Music lessons were an important part of my upbringing in my hometown, Fond du Lac, Wisconsin. From little on, I studied piano with Miss Helen Gaffin and I became proficient at the keyboard by the early 50s when I reached my teens. At that point, Mom thought I should learn to play the pipe organ, partly because it was her favorite instrument. Through a set of connections to which I was not privy, she found an organ teacher for me. . .a nun!

This turn of events shocked me as my mother was raised in the Lutheran faith and was imbued by her parents from a tender age, with a monumental anti-Catholic bias. As a family, we were tight in the Methodist church. So, how Mom loosened sufficiently to engage the services of a nun in any capacity remains a mystery to me.

The Mother House and Convent of the Agnesian Order was located on east Division Street and so I had seen nuns in passing as they walked to church, sometimes four or six together, arranged in pairs. Their flowing robes fluttered in the breeze as they strode in lock step, arms folded into their sleeves. This however, was the closest that I had actually ever been to one of "them."

Sister Mary Carola was no modernized nun. She was as far removed from my comfort zone as anyone to whom I had been exposed thus far. She came equipped with full regalia: habit, wimple, broad veil, wide white collar, and all the attendant chains and crosses.

She was pleasantly plump and her stiff white throat cover cut into her chins. The stricture made them dance in front of it when she talked. Her blue eyes twinkled with mischief behind gold wire-rimed glasses. I suppose that I felt some relief to find that we spoke the same language. It was difficult for me to concentrate during our earliest encounters and, I dare say, perhaps it was the same for Sister Carola as well.

Mother was not about to be too incautious with my Protestant roots. She apparently thought that Catholicism was contagious. Therefore, she insisted that the lessons be given in the relative safety of the sanctuary of the Division Street Methodist Church and not in any "Catholic facility".

Division Street Methodist had a Spartan decor. Without all the saints and golden statues, the sanctuary there must have seemed as foreign to Sister as the internals of St. Mary's did to me in later years. I dare say that her comings and goings at the Methodee Kirk turned a few heads among the Fond du Lac faithful from both denominations.

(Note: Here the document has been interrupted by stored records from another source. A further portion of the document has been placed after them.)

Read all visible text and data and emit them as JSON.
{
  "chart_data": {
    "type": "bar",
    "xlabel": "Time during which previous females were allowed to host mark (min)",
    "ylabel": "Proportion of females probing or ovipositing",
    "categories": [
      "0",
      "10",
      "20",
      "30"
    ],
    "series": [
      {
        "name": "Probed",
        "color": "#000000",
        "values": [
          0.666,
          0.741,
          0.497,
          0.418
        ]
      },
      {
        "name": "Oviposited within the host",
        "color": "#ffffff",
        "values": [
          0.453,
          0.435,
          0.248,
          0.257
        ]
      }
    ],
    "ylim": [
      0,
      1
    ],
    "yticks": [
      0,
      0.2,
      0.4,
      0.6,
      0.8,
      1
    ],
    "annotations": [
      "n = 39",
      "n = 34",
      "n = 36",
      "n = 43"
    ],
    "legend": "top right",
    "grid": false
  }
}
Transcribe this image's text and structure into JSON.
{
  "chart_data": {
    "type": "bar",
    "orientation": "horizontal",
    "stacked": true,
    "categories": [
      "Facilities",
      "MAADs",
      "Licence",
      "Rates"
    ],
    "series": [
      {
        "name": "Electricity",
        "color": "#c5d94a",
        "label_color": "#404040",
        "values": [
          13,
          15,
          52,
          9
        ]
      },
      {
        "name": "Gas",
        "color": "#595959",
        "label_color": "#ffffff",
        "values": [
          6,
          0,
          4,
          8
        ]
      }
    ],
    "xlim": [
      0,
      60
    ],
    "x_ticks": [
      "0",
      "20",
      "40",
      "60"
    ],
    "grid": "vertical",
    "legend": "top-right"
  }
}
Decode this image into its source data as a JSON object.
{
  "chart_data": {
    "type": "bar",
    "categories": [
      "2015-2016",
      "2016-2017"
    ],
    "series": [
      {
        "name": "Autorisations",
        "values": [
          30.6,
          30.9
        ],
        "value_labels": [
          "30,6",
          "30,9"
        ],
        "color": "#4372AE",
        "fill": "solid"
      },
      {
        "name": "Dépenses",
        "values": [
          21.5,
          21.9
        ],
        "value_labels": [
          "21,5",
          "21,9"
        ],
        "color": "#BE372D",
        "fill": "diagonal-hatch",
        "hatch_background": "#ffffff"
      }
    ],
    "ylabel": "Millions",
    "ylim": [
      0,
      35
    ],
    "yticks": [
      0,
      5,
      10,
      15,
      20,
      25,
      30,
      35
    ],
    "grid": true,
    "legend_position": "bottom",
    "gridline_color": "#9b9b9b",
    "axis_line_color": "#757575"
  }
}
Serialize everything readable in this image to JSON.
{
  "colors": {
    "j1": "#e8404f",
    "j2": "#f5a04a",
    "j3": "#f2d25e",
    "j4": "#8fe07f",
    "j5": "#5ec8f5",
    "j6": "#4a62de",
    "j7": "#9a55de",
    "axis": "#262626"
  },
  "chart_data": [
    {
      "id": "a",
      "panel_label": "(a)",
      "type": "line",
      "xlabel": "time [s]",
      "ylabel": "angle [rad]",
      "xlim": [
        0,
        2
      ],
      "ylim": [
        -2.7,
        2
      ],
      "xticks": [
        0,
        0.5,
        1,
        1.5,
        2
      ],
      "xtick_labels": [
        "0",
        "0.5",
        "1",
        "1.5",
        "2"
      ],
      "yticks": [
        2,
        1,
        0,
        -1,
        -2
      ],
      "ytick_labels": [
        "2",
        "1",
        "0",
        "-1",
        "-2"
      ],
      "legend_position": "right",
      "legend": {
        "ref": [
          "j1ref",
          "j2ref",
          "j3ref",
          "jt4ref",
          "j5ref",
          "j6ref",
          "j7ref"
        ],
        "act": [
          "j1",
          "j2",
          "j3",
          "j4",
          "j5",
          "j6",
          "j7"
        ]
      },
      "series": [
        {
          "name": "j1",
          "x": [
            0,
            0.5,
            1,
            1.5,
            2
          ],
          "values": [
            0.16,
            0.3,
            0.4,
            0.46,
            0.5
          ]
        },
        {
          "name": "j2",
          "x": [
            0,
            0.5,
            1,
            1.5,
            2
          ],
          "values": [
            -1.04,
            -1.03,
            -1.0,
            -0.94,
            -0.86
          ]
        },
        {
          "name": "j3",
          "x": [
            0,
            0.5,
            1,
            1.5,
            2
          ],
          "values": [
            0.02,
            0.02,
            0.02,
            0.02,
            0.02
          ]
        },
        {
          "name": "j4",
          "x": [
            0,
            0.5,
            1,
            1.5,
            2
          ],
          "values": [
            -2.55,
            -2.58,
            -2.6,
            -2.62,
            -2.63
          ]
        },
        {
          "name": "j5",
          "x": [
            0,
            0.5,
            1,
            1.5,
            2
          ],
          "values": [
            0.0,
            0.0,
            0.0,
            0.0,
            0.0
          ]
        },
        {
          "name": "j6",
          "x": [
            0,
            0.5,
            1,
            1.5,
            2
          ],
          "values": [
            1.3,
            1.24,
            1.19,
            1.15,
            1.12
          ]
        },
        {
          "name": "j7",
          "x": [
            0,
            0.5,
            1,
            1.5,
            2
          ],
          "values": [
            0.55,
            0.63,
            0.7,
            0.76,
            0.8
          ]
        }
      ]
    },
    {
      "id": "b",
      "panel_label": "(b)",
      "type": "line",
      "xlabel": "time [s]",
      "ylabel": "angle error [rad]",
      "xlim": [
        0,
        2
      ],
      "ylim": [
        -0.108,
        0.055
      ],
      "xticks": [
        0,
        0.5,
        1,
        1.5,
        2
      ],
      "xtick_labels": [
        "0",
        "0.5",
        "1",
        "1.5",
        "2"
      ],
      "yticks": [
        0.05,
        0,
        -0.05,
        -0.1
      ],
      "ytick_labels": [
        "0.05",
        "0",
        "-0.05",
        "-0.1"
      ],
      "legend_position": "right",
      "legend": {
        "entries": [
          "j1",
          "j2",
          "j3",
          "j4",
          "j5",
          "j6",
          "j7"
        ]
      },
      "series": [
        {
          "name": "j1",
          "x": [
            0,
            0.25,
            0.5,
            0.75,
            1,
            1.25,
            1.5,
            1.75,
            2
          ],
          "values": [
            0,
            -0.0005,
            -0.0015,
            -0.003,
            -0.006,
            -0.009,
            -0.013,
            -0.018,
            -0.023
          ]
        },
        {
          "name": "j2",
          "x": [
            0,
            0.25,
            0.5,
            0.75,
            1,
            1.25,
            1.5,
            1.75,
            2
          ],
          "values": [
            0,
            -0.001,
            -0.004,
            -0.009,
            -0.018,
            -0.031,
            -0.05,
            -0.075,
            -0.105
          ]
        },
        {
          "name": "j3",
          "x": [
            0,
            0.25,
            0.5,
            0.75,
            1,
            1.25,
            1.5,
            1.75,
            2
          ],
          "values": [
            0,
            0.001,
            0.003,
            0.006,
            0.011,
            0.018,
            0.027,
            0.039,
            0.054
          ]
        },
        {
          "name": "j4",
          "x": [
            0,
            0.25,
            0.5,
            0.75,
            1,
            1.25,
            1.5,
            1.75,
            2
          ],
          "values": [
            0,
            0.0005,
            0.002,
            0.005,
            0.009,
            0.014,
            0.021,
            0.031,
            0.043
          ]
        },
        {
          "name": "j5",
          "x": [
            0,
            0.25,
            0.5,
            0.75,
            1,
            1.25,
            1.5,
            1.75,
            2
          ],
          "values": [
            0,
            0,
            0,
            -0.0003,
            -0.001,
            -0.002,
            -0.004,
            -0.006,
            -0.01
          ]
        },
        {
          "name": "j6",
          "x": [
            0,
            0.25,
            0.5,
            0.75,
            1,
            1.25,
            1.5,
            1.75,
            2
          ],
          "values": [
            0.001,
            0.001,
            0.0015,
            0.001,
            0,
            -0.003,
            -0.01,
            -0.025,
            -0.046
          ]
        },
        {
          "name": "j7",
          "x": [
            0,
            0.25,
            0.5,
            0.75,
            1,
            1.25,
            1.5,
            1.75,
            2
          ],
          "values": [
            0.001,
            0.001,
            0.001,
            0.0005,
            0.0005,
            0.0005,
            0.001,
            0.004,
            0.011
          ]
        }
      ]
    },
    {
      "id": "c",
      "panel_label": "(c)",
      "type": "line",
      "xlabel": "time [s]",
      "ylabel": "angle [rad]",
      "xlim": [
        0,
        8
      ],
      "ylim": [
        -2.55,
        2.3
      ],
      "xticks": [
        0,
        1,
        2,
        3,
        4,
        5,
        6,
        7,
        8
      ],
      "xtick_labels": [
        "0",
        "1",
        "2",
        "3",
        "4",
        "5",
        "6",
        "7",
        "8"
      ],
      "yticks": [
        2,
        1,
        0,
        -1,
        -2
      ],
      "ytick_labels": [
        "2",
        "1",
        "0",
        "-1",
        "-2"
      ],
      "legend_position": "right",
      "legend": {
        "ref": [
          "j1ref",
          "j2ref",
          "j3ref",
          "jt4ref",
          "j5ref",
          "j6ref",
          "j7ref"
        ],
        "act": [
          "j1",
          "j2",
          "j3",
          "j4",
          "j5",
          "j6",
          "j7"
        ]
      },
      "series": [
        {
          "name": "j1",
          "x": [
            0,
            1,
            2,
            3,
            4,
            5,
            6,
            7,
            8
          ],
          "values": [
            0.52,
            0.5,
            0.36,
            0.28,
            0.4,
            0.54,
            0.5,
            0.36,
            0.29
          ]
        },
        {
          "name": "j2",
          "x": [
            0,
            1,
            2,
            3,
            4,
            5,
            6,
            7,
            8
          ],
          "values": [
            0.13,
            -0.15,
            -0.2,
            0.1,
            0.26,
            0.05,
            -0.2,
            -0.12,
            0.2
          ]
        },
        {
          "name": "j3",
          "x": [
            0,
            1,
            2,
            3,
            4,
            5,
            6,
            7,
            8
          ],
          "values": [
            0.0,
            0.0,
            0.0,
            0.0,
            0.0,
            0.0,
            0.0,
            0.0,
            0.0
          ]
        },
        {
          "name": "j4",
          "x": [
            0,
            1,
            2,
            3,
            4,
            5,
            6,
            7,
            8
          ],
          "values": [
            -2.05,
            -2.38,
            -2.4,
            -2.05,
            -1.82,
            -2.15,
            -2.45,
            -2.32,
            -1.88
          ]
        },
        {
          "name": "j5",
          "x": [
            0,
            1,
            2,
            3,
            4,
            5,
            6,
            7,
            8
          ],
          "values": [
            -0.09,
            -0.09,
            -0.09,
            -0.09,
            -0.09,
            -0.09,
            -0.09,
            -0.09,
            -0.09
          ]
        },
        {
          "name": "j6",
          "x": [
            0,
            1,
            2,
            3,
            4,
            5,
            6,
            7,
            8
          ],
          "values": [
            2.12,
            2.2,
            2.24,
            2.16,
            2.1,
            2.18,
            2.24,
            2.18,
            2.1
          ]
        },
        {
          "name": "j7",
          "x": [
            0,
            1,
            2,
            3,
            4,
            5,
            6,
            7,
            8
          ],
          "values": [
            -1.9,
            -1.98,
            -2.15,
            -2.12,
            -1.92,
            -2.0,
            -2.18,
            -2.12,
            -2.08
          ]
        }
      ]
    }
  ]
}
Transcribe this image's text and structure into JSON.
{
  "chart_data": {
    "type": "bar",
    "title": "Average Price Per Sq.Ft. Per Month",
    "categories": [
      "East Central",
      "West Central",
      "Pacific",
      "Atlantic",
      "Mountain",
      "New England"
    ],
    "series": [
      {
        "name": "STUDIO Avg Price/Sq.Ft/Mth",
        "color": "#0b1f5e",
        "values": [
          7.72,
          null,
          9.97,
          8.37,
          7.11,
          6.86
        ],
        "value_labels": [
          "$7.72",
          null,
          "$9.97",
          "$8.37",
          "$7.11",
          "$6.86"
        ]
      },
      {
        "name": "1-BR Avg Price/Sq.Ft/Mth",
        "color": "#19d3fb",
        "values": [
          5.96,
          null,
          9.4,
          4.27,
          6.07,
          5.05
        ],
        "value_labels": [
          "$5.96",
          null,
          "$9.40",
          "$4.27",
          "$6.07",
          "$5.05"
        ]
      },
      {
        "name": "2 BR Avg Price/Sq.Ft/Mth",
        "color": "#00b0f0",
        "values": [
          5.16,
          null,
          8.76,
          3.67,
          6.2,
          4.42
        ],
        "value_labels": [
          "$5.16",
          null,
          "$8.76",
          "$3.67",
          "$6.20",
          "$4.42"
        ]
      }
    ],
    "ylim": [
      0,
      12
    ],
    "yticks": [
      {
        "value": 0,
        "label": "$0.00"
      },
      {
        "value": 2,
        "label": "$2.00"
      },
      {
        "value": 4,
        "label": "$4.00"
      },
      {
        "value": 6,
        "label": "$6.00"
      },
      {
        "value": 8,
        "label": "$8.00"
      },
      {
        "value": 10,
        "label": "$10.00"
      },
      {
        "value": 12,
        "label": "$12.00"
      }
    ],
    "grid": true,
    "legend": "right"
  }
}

It didn't take long for me to warm to Sr Carola. She was an older woman, with the easy, happy smile I've so often seen on musicians. She had a wonderful sense of humor and our encounters taught me how important it is not to allow my preconceived notions about a person to cloud my objectivity. She was an excellent organist and we made some impressive music on the tubby old instrument there.

By the time that I moved away from town to go to college, we had become good friends and I was sorry to leave her. She retired not long after that and I lost track of Sr. Carola, but she will always be with me in memory. The organ lessons were the beginning of a life-long avocation.

My mother, progressive and open-minded in all other matters, held firm to her anti-Catholic ways until her death. Her uneasy truce with Sr Carola during those years cost her the friendship of a unique and interesting person, Catholic or not. Although she never said a thing, I can only imagine what she thought in later years when, despite her care and attention to this detail, I married one!